W Kijowie dwóch Polaków zostało pobitych przez milicję w czasie ataku na pokojową demonstrację. Liczba rannych sięga kilkudziesięciu, a zatrzymano co najmniej 33 osoby.

Około dwóch tysięcy milicjantów rzuciło się nad ranem na dwukrotnie mniejszą grupę protestujących.

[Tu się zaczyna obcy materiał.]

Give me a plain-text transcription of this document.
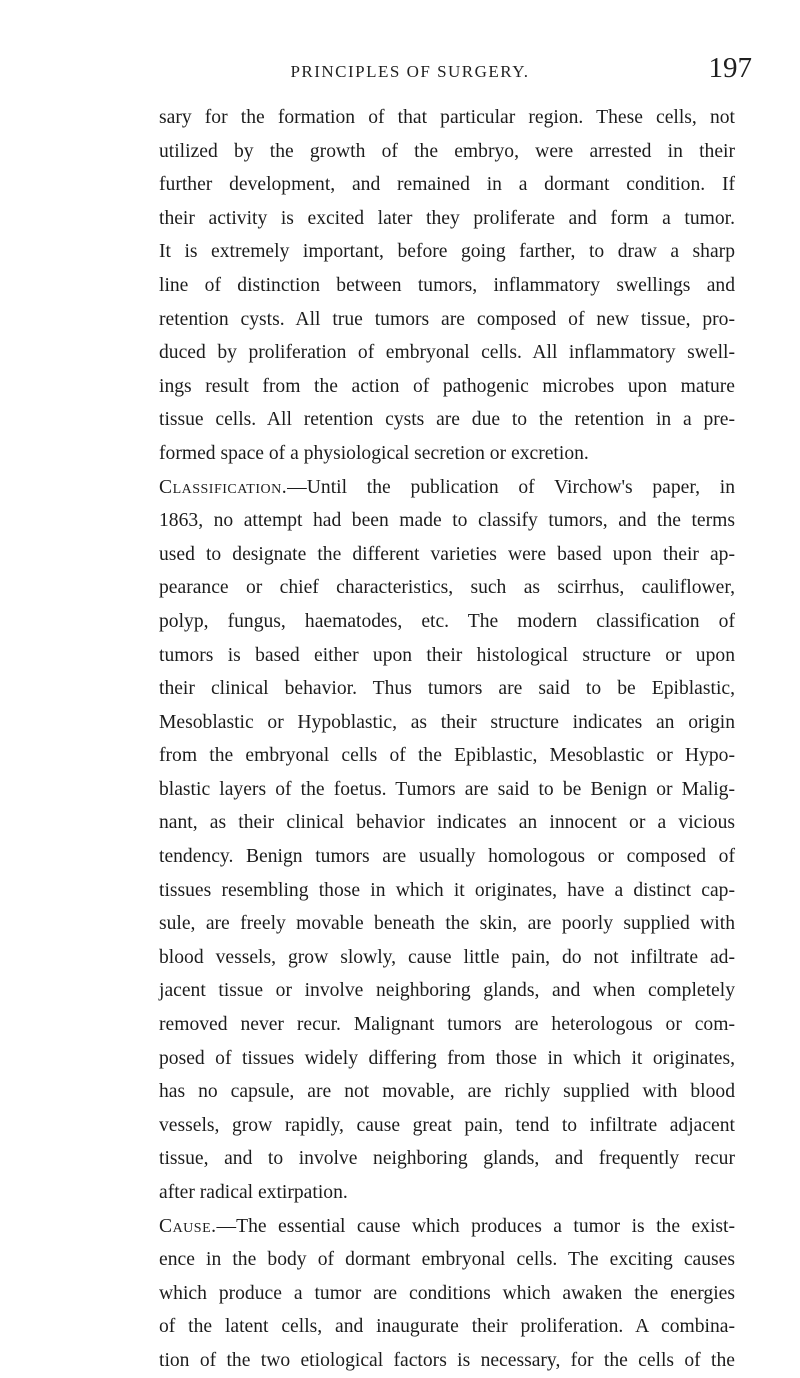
PRINCIPLES OF SURGERY.	197
sary for the formation of that particular region. These cells, not
utilized by the growth of the embryo, were arrested in their
further development, and remained in a dormant condition. If
their activity is excited later they proliferate and form a tumor.
It is extremely important, before going farther, to draw a sharp
line of distinction between tumors, inflammatory swellings and
retention cysts. All true tumors are composed of new tissue, pro-
duced by proliferation of embryonal cells. All inflammatory swell-
ings result from the action of pathogenic microbes upon mature
tissue cells. All retention cysts are due to the retention in a pre-
formed space of a physiological secretion or excretion.
Classification.—Until the publication of Virchow's paper, in
1863, no attempt had been made to classify tumors, and the terms
used to designate the different varieties were based upon their ap-
pearance or chief characteristics, such as scirrhus, cauliflower,
polyp, fungus, haematodes, etc. The modern classification of
tumors is based either upon their histological structure or upon
their clinical behavior. Thus tumors are said to be Epiblastic,
Mesoblastic or Hypoblastic, as their structure indicates an origin
from the embryonal cells of the Epiblastic, Mesoblastic or Hypo-
blastic layers of the foetus. Tumors are said to be Benign or Malig-
nant, as their clinical behavior indicates an innocent or a vicious
tendency. Benign tumors are usually homologous or composed of
tissues resembling those in which it originates, have a distinct cap-
sule, are freely movable beneath the skin, are poorly supplied with
blood vessels, grow slowly, cause little pain, do not infiltrate ad-
jacent tissue or involve neighboring glands, and when completely
removed never recur. Malignant tumors are heterologous or com-
posed of tissues widely differing from those in which it originates,
has no capsule, are not movable, are richly supplied with blood
vessels, grow rapidly, cause great pain, tend to infiltrate adjacent
tissue, and to involve neighboring glands, and frequently recur
after radical extirpation.
Cause.—The essential cause which produces a tumor is the exist-
ence in the body of dormant embryonal cells. The exciting causes
which produce a tumor are conditions which awaken the energies
of the latent cells, and inaugurate their proliferation. A combina-
tion of the two etiological factors is necessary, for the cells of the
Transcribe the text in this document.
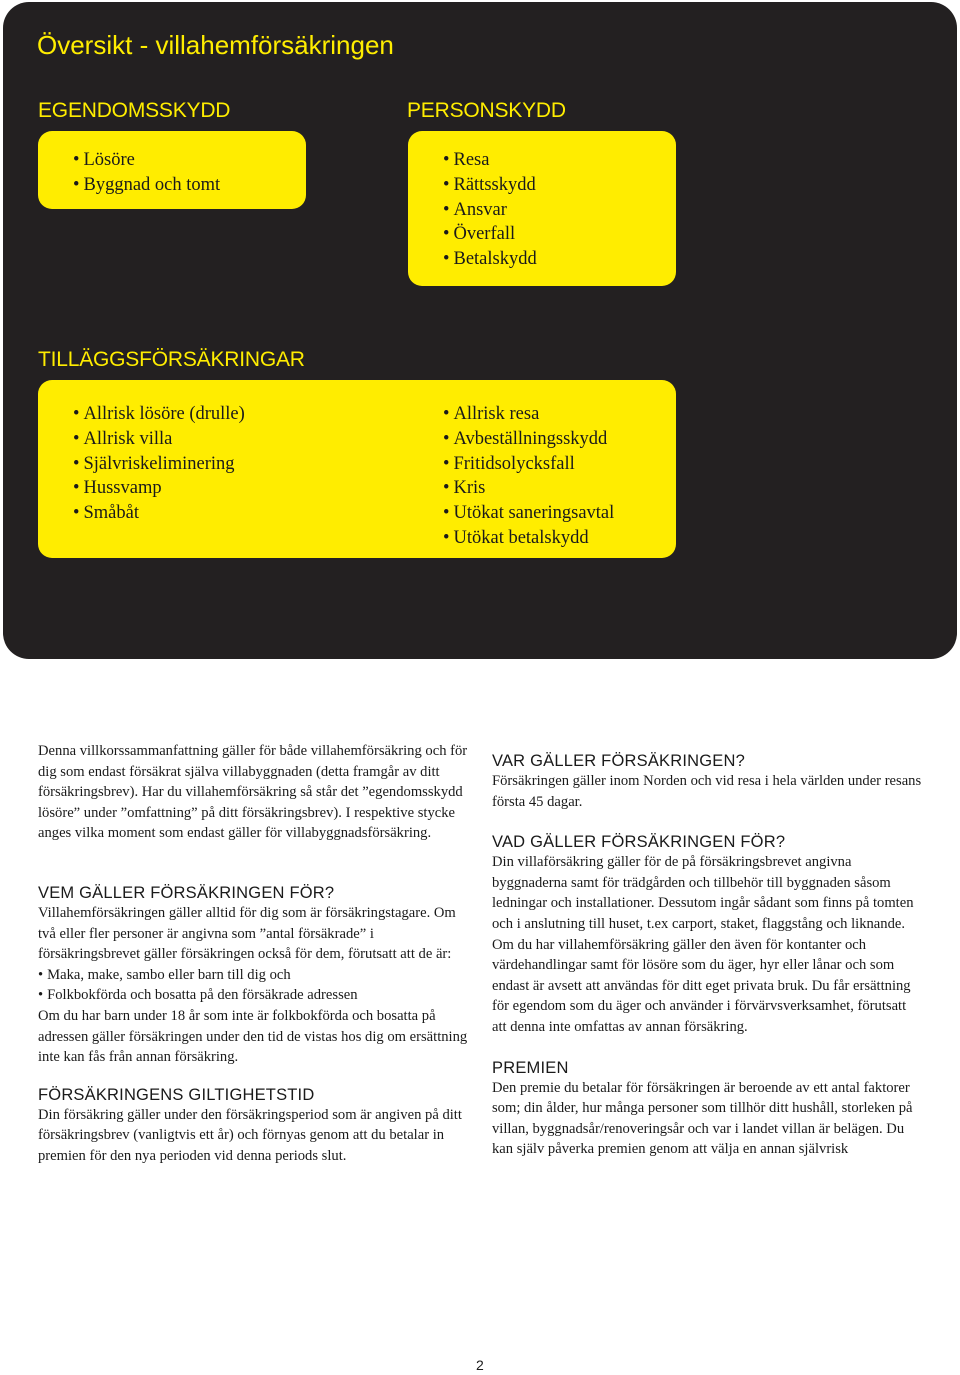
Översikt - villahemförsäkringen
EGENDOMSSKYDD	PERSONSKYDD
• Lösöre
• Byggnad och tomt
• Resa
• Rättsskydd
• Ansvar
• Överfall
• Betalskydd
TILLÄGGSFÖRSÄKRINGAR
• Allrisk lösöre (drulle)
• Allrisk villa
• Självriskeliminering
• Hussvamp
• Småbåt
• Allrisk resa
• Avbeställningsskydd
• Fritidsolycksfall
• Kris
• Utökat saneringsavtal
• Utökat betalskydd

Denna villkorssammanfattning gäller för både villahemförsäkring och för dig som endast försäkrat själva villabyggnaden (detta framgår av ditt försäkringsbrev). Har du villahemförsäkring så står det ”egendomsskydd lösöre” under ”omfattning” på ditt försäkringsbrev). I respektive stycke anges vilka moment som endast gäller för villabyggnadsförsäkring.

VEM GÄLLER FÖRSÄKRINGEN FÖR?

Villahemförsäkringen gäller alltid för dig som är försäkringstagare. Om två eller fler personer är angivna som ”antal försäkrade” i försäkringsbrevet gäller försäkringen också för dem, förutsatt att de är:

• Maka, make, sambo eller barn till dig och
• Folkbokförda och bosatta på den försäkrade adressen

Om du har barn under 18 år som inte är folkbokförda och bosatta på adressen gäller försäkringen under den tid de vistas hos dig om ersättning inte kan fås från annan försäkring.

FÖRSÄKRINGENS GILTIGHETSTID

Din försäkring gäller under den försäkringsperiod som är angiven på ditt försäkringsbrev (vanligtvis ett år) och förnyas genom att du betalar in premien för den nya perioden vid denna periods slut.

VAR GÄLLER FÖRSÄKRINGEN?

Försäkringen gäller inom Norden och vid resa i hela världen under resans första 45 dagar.

VAD GÄLLER FÖRSÄKRINGEN FÖR?

Din villaförsäkring gäller för de på försäkringsbrevet angivna byggnaderna samt för trädgården och tillbehör till byggnaden såsom ledningar och installationer. Dessutom ingår sådant som finns på tomten och i anslutning till huset, t.ex carport, staket, flaggstång och liknande. Om du har villahemförsäkring gäller den även för kontanter och värdehandlingar samt för lösöre som du äger, hyr eller lånar och som endast är avsett att användas för ditt eget privata bruk. Du får ersättning för egendom som du äger och använder i förvärvsverksamhet, förutsatt att denna inte omfattas av annan försäkring.

PREMIEN

Den premie du betalar för försäkringen är beroende av ett antal faktorer som; din ålder, hur många personer som tillhör ditt hushåll, storleken på villan, byggnadsår/renoveringsår och var i landet villan är belägen. Du kan själv påverka premien genom att välja en annan självrisk

2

Funkcjonariusze oddziałów specjalnych Berkut kopali i bili pałkami, nawet tych, którzy leżeli już na ziemi.

Jacek Zabrocki, dyrektor regionalny jednej z polskich korporacji powiedział Polskiemu Radiu, że milicja biła wszystkich, którzy akurat byli na Majdanie.

Jego zdaniem, funkcjonariusze zachowywali się jakby byli w amoku. Według niego, doskonale wiedzieli oni, że jest obcokrajowcem ponieważ miał polski szalik.

Jacek Zabrocki został ciężko ranny w głowę. Lekarze udzielili mu pierwszej pomocy i zachęcają do zszycia rany. Wcześniej chce on jednak zgłosić sprawę na milicję. Pomocy Jackowi Zabrockiemu udziela polski konsulat.

Około 150 demonstrantów znalazło schronienie w pobliskim monastyrze świętego Michała należącym do cerkwi prawosławnej patriarchatu kijowskiego.